We entered the Laboratory of the Dynamiters, and I observed that Schultz, far from calming down, was looking around anxiously. To tell the truth, there was good reason for anxiety: the dynamiters had the appearance of Orsini-style bombs, 121hand grenades, and other machines of destruction, some with burning wicks, others with timer-switches emitting a sinister tick-tock. Such hellish devices constituted the torsos of the dynamiters. On top of each torso, an extremely skinny neck stretched up, ending in a mop head covered by an enormously wide-brimmed hat. The torso’s lower end was fitted with two legs made of wire, wobbling beneath the weight of the explosive upper body. And out of the shoulders poked two arms with little hands that feverishly tried to put out the burning wick or stop the timer-mechanism that would make their own particular device explode. The bomb-men were wandering around in their laboratory replete with glass beakers and chemical smells. For fear of colliding and setting off an explosion, they moved slowly, exchanging shouts of warning. And every time they narrowly averted collision, they covered their ears with their hands so as not to hear their own imminent detonation.

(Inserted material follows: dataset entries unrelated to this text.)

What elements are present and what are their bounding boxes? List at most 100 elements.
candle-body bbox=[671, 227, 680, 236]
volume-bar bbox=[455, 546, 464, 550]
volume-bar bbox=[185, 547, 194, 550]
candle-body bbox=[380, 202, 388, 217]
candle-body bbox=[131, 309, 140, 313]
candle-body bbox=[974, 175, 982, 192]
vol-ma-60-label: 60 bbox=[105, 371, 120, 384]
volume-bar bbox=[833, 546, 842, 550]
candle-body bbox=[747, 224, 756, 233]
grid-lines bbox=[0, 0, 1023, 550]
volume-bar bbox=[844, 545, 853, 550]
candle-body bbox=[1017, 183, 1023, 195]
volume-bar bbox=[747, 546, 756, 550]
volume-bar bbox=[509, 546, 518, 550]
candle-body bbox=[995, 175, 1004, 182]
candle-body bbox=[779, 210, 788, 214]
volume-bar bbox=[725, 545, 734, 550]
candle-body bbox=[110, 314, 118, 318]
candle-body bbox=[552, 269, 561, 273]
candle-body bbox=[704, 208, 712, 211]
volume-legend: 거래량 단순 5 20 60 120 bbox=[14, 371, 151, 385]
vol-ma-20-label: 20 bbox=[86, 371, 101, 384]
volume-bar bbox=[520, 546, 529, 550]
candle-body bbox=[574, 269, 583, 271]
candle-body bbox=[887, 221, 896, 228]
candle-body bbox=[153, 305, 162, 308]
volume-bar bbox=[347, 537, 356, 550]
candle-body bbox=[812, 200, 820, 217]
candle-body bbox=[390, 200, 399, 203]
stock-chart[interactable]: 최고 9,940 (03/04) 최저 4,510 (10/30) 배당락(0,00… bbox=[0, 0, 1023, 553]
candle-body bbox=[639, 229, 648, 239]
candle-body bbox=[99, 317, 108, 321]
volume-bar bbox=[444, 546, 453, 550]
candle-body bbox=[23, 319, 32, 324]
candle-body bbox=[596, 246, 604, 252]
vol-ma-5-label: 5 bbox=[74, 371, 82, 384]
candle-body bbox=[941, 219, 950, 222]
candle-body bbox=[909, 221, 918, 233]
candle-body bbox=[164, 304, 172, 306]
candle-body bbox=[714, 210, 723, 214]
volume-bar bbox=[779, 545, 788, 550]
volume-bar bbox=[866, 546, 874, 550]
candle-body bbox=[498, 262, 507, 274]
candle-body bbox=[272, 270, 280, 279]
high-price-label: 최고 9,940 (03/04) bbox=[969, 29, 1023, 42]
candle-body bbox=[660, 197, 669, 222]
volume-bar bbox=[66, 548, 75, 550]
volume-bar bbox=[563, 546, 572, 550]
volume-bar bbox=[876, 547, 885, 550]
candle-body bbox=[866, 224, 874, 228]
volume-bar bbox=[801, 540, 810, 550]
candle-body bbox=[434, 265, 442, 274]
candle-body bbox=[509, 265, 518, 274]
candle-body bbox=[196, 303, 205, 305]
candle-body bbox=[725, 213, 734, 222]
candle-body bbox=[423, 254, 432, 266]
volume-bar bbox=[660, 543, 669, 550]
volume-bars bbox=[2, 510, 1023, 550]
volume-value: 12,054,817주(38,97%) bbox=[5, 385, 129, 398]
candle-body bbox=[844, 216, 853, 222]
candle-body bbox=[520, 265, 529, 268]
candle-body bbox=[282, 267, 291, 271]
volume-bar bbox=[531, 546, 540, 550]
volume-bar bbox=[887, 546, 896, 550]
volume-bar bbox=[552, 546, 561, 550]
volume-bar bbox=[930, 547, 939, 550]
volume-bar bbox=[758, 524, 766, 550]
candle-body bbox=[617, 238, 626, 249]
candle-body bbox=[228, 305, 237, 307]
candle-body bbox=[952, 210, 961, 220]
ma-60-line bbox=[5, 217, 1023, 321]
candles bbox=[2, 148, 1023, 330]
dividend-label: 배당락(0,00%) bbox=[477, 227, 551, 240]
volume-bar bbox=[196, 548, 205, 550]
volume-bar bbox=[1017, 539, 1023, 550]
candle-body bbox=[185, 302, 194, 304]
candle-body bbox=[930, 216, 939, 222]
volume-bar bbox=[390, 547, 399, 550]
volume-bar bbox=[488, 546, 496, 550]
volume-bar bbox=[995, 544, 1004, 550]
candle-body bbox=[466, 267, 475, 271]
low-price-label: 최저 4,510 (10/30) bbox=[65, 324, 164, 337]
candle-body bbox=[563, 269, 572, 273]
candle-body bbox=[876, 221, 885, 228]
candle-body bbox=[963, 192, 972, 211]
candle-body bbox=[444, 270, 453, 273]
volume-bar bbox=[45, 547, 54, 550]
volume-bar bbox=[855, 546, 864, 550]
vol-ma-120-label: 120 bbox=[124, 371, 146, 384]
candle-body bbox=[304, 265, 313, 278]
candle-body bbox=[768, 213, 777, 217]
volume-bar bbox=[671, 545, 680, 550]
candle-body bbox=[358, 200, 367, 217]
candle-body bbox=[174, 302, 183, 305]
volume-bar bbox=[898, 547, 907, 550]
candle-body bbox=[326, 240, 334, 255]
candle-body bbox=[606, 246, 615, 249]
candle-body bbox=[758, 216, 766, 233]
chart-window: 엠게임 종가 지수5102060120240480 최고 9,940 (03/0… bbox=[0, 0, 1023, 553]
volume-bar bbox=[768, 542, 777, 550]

While I was observing all this, the astrologer was growing more worried than ever. When I looked at him again, he had his hat pulled down over his eyes and his brow lowered, as if not wanting to be recognized.

— Are they dangerous types? I asked him, gesturing toward the bomb-men.

— A wretched bunch, he answered. Poor souls who thought they’d been born under the sign of Anarkos. 122

— So why are you afraid of them? Are the bomb-men loaded for real?

Schultz chuckled a moment under his hat:

— They’re loaded, all right, he affirmed, but with bad literature.

Schultz was trying to lead me to the exit of the laboratory, when a bomb-man puffing on a bird-bone cigarette-holder approached, looking Schultz over intently and showing signs of recognition.

— It’s him! he exclaimed at last, pointing a nicotine-stained index finger at the astrologer. It’s the traitor, the good-for-nothing, the turncoat who deserted the banner of Anarkos!

Schultz stopped, looked at him coldly, then turned to me:

— I don’t know this man, he told me. He must be suffering from an optical illusion.

— Kowtowing toady! yelled the bomb-man. He deserted the banner of Anarkos to kiss the elegantly shod feet of the bourgeoisie! Look at him now! He invents an inferno in imitation of the Great Bourgeois the priests are always trying to get us to adore!

Attracted by the shouting, the bomb-men had drawn closer to Schultz and were glaring at him menacingly.